3. Do you think that there are right and wrong interpretations of most or all passages of Scripture? If you thought the Bible was generally unclear, how would your answer change? Will a conviction about the clarity of Scripture affect the care you use when studying a text of Scripture? Will it affect the way you approach Scripture when trying to gain a biblical answer to some difficult doctrinal or moral problem?
4. If even seminary professors disagree about some Bible teaching, can other Christians ever hope to come to a correct decision on that teaching? (Give reasons for your answer.) Do you think ordinary people among the Jews at the time of Jesus had a hard time deciding whether to believe Jesus or the scholarly experts who disagreed with him? Did Jesus expect them to be able to decide?

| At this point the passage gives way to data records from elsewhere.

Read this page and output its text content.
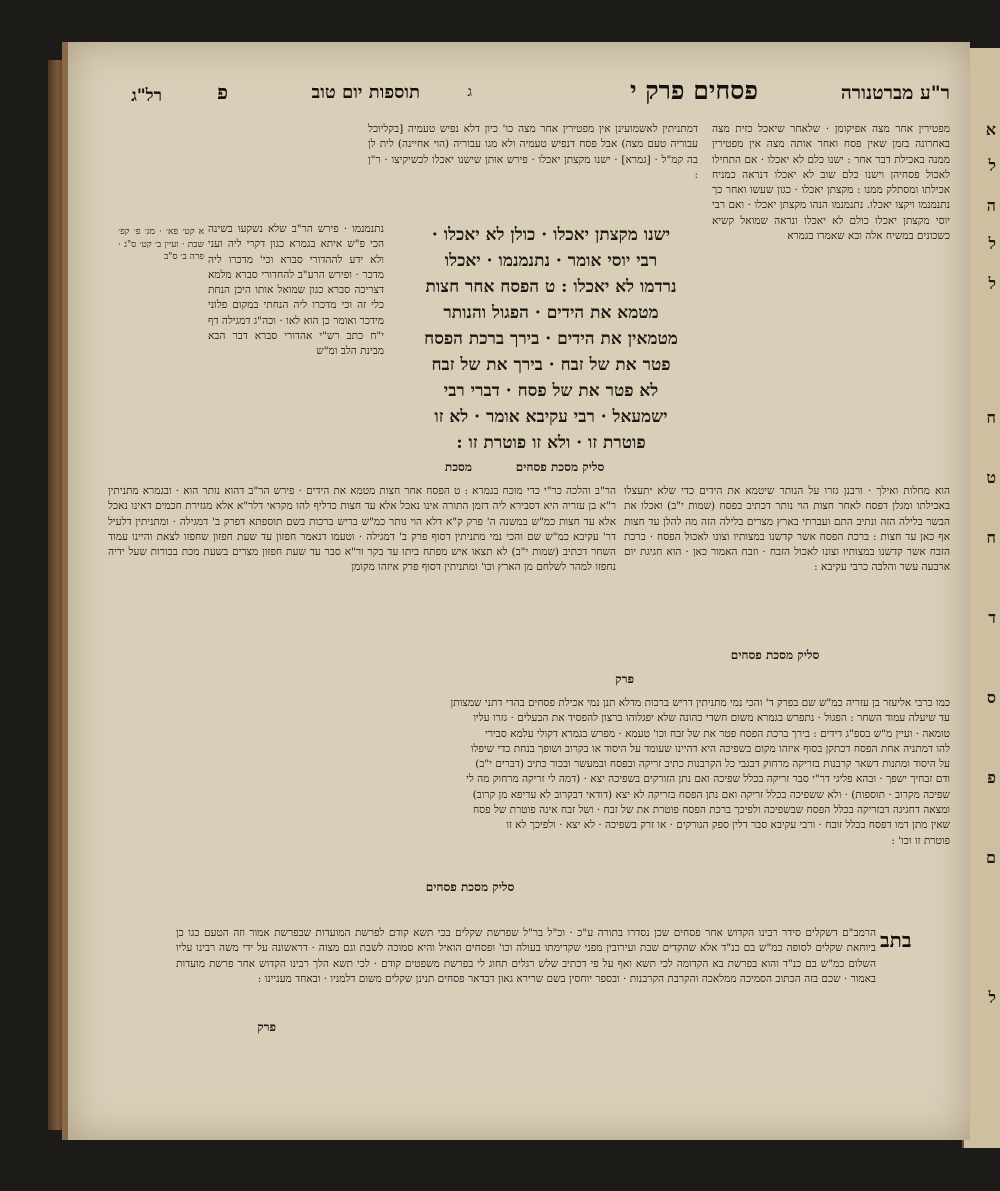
א
ל
ה
ל
ל
ח
ט
ח
ד
ס
פ
ם
ל
רל"ג	פ	תוספות יום טוב	ג	פסחים פרק י	ר"ע מברטנורה
מפטירין אחר מצה אפיקומן · שלאחר שיאכל כזית מצה באחרונה בזמן שאין פסח ואחר אותה מצה אין מפטירין ממנה באכילת דבר אחר : ישנו כלם לא יאכלו · אם התחילו לאכול פסחיהן וישנו כלם שוב לא יאכלו דנראה כמניח אכילתו ומסתלק ממנו : מקצתן יאכלו · כגון שעשו ואחר כך נתנמנמו ויקצו יאכלו. נתנמנמו הנהו מקצתן יאכלו · ואם רבי יוסי מקצתן יאכלו כולם לא יאכלו ונראה שמואל קשיא כשכונים במשיח אלה ובא שאמרו בגמרא
דמתניתין לאשמועינן אין מפטירין אחר מצה כו' כיון דלא נפיש טעמיה [בקליוכל עבוריה טעם מצה) אבל פסח דנפיש טעמיה ולא מגו עבוריה (הוי אחיינה) לית לן בה קמ"ל · [גמרא] · ישנו מקצתן יאכלו · פירש אותן שישנו יאכלו לכשיקיצו · ר"ן :
ישנו מקצתן יאכלו · כולן לא יאכלו ·
רבי יוסי אומר · נתנמנמו · יאכלו
נרדמו לא יאכלו : ט הפסח אחר חצות
מטמא את הידים · הפגול והנותר
מטמאין את הידים · בירך ברכת הפסח
פטר את של זבח · בירך את של זבח
לא פטר את של פסח · דברי רבי
ישמעאל · רבי עקיבא אומר · לא זו
פוטרת זו · ולא זו פוטרת זו :
סליק מסכת פסחים
נתנמנמו · פירש הר"ב שלא נשקעו בשינה הכי פ"ש איתא בגמרא כגון דקרי ליה ועני ולא ידע לההדורי סברא וכי' מדכרו ליה מדכר · ופירש הרע"ב להחדורי סברא מלמא דצריכה סברא כגון שמואל אותו היכן הנחת כלי זה וכי מדכרו ליה הנחתי במקום פלוני מידכר ואומר כן הוא לאו · וכה"ג דמגילה דף י"ח כתב רש"י אהדורי סברא דבר הבא מבינת הלב ומ"ש
א קט׳ פא׳ · מג׳ פ׳ קפ׳ שבת · ועיין ב׳ קט׳ ס"ג · פרה ב׳ ס"ב
הוא מחלות ואילך · ורבנן גזרו על הנותר שיטמא את הידים כדי שלא יתעצלו באכילתו ומגלן דפסח לאחר חצות הוי נותר דכתיב בפסח (שמות י"ב) ואכלו את הבשר בלילה הזה ונתיב התם ועברתי בארץ מצרים בלילה הזה מה להלן עד חצות אף כאן עד חצות : ברכת הפסח אשר קדשנו במצותיו וצונו לאכול הפסח · ברכת הזבח אשר קדשנו במצותיו וצונו לאכול הזבח · וזבח האמור כאן · הוא חגיגת יום ארבעה עשר והלכה כרבי עקיבא :
מסכת
סליק מסכת פסחים
פרק
הר"ב והלכה כר"י כדי מוכח בגמרא : ט הפסח אחר חצות מטמא את הידים · פירש הר"ב דהוא נותר הוא · ובגמרא מתניתין ר"א בן עזריה היא דסבירא ליה דזמן התורה אינו נאכל אלא עד חצות כדליף להו מקראי דלר"א אלא מגזירת חכמים דאינו נאכל אלא עד חצות כמ"ש במשנה ה' פרק ק"א דלא הוי נותר כמ"ש בריש ברכות בשם תוספתא דפרק ב' דמגילה · ומתניתין דלעיל דר' עקיבא כמ"ש שם והכי נמי מתניתין דסוף פרק ב' דמגילה · וטעמו דנאמר חפזון עד שעת חפזון שחפזו לצאת והיינו עמוד השחר דכתיב (שמות י"ב) לא תצאו איש מפתח ביתו עד בקר ור"א סבר עד שעת חפזון מצרים בשעת מכת בכורות שעל ידיה נחפזו למהר לשלחם מן הארץ וכו' ומתניתין דסוף פרק איזהו מקומן
כמו כרבי אליעזר בן עזריה כמ"ש שם בפרק ד' והכי נמי מתניתין דריש ברכות מדלא תנן נמי אכילת פסחים בהדי דתני שמצותן
עד שיעלה עמוד השחר : הפגול · נתפרש בגמרא משום חשדי כהונה שלא יפגלוהו ברצון להפסיד את הבעלים · גזרו עליו
טומאה · ועיין מ"ש בספ"ג דידים : בירך ברכת הפסח פטר את של זבח וכו' טעמא · מפרש בגמרא דקולי עלמא סבירי
להו דמתניה אחת הפסח דכתקן בסוף איזהו מקום בשפיכה היא דהיינו שעומד על היסוד או בקרוב ושופך בנחת כדי שיפלו
על היסוד ומתנות דשאר קרבנות בזריקה מרחוק דבגבי כל הקרבנות כתיב זריקה ובפסח ובמעשר ובכור כתיב (דברים י"ב)
ודם זבחיך ישפך · ובהא פליגי דר"י סבר זריקה בכלל שפיכה ואם נתן הזורקים בשפיכה יצא · (דמה לי זריקה מרחוק מה לי
שפיכה מקרוב · תוספות) · ולא ששפיכה בכלל זריקה ואם נתן הפסח בזריקה לא יצא (דודאי דבקרוב לא עדיפא מן קרוב)
ומצאה דחגיגה דבזריקה בכלל הפסח שבשפיכה ולפיכך ברכת הפסח פוטרת את של זבח · ושל זבח אינה פוטרת של פסח
שאין מתן דמו דפסח בכלל זובח · ורבי עקיבא סבר דלין ספק הנורקים · או זרק בשפיכה · לא יצא · ולפיכך לא זו
פוטרת זו וכו' :
סליק מסכת פסחים
בתב
הרמב"ם דשקלים סידר רבינו הקדוש אחר פסחים שכן נסדרו בתורה ע"כ · וכ"ל בר"ל שפרשת שקלים בכי תשא קודם לפרשת המועדות שבפרשת אמור וזה הטעם כגו כן ביוחאת שקלים לסופה כמ"ש בם כנ"ד אלא שהקדים שבת ועירובין מפני שקדימתו בעולה וכו' ופסחים הואיל והיא סמוכה לשבת וגם מצוה · דראשונה על ידי משה רבינו עליו השלום כמ"ש בם כנ"ד והוא בפרשת בא הקדומה לכי תשא ואף על פי דכתיב שלש רגלים תחוג לי בפרשת משפטים קודם · לכי תשא הלך רבינו הקדוש אחר פרשת מועדות באמור · שכם בזה הכתוב הסמיכה ממלאכה והקרבת הקרבנות · ובספר יוחסין בשם שרירא גאון דבדאר פסחים תנינן שקלים משום דלמניו · ובאחד מעניינו :
פרק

5. How can a pastor preach biblically based sermons each Sunday without giving the impression that only people with seminary training (like himself) are able to interpret Scripture rightly? Do you think it should ever be necessary, in a doctrinal or ethical controversy, for a Bible scholar to speak in a church and base his main arguments on special meanings of Greek or Hebrew words that the church members themselves are unable to evaluate or take issue with personally? Is there an appropriate way for a scholar to use such technical knowledge in popular writing or speaking?
6. Church leaders at the time of Martin Luther said they wanted to keep the Bible in Latin to prevent the common people from reading it and then misinterpreting it. Evaluate this argument. Why do you think Martin Luther was so anxious to translate the Bible into German? Why do you think church leaders in previous centuries have persecuted and even killed men—like William Tyndale in England—who were translating the Bible into the language of the people? Why is the task of Bible translation into other languages so important a part of the work of missions?
7. Does the doctrine of the clarity of Scripture mean that the New Testament can be fully understood by people who do not have access to an Old Testament?